Chris Stewart Reintroduces Grand Staircase-Escalante Bill, But Supporters Say It Likely Won’t Go Anywhere

A photo of a sign showing the Grand Staircase-Escalante National Monument.
Lexi Peery
/
KUER
Grand Staircase-Escalante National Monument was originally designated in 1996 at 2 million acres. Efforts by the Trump Administration and Utah representatives would change it into two monuments and one national park.

Rep. Chris Stewart, R-UT, recently reintroduced legislation that would create Utah’s sixth national park and solidify the president’s boundaries for Grand Staircase-Escalante National Monument.

The bill was first filed by Stewart in 2017 after President Donald Trump cut the monument’s 2 million acres in half. It ultimately didn’t make it out of committee hearings.

During a congressional debate Monday night, Stewart said the bill is meant to return the management of the area to Utahns.

“The presumption of many, is that the people in Utah are just too stupid or too ill-willed to manage their lands,” he said. “[That] you need to turn it over to some bureaucrat in Washington, D.C., who, by the way, may never come to Utah... We are perfectly capable of protecting these lands. We want to protect these lands.”

The bill proposes the park be named the Escalante Canyons National Park and Preserve and would allow hunting, fishing, trapping and grazing according to a press release about the bill. A council made up of local leaders would make and oversee a management plan. Two national monuments that follow President Trump’s designation are also included.

Sarah Bauman is the executive director of Grand Staircase Escalante Partners, which is one of several groups currently suing the Trump Administration for downsizing the monument.

She said she opposes the bill because it doesn’t offer the same protections the original monument status did and it gives power to local leaders to manage the park.

“We believe that this bill is going in the wrong direction and that it is actually solidifying a position that will not serve the monument or the American people,” Bauman said. “Although it appears to provide greater conservation — and that's actually in the title — the bill itself does not offer greater protections or means for conservation.”

When the monument was first designated in 1996, Garfield County Commissioner Leland Pollock said local residents weren’t able to use the land like they had before.
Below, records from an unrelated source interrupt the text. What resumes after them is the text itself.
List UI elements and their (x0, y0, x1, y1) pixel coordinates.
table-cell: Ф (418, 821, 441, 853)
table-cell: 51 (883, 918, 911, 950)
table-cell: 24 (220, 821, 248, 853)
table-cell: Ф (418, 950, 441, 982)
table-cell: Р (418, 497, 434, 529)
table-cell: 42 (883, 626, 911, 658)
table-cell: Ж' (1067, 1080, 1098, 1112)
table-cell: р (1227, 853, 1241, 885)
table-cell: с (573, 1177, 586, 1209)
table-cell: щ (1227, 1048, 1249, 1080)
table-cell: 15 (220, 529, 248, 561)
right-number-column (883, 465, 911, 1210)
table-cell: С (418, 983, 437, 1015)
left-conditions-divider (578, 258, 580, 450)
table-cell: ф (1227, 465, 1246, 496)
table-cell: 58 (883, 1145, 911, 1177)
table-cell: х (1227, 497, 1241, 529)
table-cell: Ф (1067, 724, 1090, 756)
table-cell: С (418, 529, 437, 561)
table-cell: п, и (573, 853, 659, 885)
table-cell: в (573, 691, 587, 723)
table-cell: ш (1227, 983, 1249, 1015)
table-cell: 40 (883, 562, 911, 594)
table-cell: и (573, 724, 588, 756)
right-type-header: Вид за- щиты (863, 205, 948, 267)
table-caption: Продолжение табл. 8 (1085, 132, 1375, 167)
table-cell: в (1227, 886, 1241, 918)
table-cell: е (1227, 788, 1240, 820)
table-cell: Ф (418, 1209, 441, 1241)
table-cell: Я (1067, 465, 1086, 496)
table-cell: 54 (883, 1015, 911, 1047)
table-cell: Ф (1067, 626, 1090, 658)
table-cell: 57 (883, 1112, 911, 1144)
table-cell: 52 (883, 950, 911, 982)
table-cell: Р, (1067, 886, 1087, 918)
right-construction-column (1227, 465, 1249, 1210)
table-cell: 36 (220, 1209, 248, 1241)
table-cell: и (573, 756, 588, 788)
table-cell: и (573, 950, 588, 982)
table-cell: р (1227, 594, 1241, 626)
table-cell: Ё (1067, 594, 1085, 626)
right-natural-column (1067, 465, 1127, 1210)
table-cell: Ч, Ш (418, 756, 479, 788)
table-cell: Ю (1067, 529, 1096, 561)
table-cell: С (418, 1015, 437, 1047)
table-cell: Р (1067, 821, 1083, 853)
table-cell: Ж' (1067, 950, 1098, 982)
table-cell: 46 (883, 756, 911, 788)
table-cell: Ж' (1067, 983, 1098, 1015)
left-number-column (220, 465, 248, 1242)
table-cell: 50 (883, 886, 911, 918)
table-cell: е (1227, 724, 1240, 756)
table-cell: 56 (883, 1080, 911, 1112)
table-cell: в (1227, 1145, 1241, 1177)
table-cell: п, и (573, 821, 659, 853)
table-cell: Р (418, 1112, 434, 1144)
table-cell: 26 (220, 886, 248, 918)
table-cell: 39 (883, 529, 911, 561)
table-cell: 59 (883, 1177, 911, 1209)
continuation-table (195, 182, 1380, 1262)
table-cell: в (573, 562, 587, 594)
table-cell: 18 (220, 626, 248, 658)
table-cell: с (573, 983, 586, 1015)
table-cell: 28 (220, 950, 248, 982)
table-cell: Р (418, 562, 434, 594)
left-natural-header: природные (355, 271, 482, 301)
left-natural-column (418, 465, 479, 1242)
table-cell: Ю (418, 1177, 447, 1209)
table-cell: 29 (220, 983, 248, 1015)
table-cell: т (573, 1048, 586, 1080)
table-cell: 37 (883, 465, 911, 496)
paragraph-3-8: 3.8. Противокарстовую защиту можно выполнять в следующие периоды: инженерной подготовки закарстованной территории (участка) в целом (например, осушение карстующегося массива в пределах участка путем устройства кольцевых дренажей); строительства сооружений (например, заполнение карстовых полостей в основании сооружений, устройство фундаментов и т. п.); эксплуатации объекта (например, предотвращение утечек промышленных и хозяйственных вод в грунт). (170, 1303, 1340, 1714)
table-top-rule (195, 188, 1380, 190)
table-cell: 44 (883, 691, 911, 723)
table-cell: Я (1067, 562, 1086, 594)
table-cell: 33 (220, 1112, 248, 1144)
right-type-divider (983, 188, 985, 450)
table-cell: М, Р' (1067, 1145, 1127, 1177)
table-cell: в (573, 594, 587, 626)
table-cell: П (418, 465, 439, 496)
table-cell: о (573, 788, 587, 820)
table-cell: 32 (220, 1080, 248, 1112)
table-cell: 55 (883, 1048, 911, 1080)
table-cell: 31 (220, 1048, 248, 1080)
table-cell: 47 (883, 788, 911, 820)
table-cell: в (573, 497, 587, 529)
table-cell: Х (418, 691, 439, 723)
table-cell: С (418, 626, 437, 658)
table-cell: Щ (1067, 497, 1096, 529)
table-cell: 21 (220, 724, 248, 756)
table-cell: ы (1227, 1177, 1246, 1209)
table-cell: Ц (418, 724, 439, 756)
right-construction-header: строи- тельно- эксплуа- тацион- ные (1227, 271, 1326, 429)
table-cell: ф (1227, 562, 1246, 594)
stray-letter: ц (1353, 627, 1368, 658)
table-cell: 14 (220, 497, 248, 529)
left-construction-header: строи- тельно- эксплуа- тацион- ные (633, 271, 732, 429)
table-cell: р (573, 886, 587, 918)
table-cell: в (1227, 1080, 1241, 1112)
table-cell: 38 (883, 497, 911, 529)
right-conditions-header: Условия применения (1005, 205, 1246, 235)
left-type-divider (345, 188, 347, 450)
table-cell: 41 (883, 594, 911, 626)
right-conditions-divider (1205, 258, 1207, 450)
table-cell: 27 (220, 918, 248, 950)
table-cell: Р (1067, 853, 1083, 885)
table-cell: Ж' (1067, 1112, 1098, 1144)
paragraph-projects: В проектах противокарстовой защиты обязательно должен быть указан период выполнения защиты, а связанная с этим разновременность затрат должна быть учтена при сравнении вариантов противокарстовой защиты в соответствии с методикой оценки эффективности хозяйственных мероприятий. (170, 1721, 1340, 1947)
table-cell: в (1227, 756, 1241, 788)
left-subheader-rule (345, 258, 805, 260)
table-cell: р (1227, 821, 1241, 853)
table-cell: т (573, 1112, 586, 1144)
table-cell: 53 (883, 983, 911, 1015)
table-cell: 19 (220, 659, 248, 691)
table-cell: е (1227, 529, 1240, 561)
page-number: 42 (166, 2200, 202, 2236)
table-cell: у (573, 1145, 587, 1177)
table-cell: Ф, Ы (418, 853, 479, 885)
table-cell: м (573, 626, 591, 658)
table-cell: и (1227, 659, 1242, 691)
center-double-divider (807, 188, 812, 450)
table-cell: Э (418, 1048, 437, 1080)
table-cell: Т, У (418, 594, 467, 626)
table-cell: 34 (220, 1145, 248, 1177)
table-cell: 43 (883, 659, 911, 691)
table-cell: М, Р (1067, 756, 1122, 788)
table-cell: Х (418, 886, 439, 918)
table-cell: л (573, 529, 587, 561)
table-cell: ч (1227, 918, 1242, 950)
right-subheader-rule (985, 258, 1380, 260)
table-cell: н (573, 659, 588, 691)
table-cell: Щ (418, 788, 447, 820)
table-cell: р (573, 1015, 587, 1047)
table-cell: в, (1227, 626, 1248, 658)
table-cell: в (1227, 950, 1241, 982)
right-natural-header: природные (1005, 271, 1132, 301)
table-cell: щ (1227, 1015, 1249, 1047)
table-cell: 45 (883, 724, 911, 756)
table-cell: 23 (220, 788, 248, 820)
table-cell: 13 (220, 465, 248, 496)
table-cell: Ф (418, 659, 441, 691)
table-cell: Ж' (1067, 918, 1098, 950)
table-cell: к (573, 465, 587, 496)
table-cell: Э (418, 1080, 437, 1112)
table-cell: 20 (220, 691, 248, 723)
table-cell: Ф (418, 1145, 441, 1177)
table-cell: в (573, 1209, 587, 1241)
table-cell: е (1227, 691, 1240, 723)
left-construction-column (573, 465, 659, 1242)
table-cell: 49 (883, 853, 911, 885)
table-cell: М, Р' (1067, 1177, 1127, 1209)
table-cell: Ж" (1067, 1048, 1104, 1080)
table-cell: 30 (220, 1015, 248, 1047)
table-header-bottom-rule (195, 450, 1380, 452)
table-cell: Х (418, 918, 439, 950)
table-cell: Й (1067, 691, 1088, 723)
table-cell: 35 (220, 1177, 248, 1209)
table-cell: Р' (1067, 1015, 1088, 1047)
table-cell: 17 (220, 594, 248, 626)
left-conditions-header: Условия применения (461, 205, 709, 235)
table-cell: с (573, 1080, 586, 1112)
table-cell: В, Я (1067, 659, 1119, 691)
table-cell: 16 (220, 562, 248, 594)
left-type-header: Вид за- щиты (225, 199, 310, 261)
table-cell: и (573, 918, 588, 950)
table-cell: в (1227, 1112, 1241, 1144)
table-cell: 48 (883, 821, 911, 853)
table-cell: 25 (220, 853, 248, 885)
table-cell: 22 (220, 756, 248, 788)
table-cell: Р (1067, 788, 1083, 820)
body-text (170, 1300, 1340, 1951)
From the beginning, the monument was a controversial topic in Utah.

He said Stewart’s bill likely won’t make it out of the House, but reintroducing it sends a message about people’s desire to lock in the monument’s current boundaries so it doesn’t change under presidential actions again.

“I don't want to see any new national park,” Pollock said. “However, if this is the only way to get those boundaries locked in and protect the traditional uses like grazing, then Chris Stewart's looking at it and saying maybe this is the only way we're gonna get this done.”

Dean Baker lives in Kanab, which is at the southern end of Grand Staircase Escalante. He moved to the area in the past few years and the monument was a draw for him.

Baker said that having a “special” status for this proposed park could set a precedent for other parks to be managed by local leaders, rather than the national government.

“The whole point of the national park is it’s for the country. It's for the future,” Baker said “It's not explicitly for the people in that area. If you leave it up to the people in the area, their concerns aren't the same. People in the area are going to be thinking about their interest, first and foremost, not the long-term future of the country.”

This latest bill was referred to the House Committee of Natural Resources at the end of September and this congressional session ends at the beginning of 2021.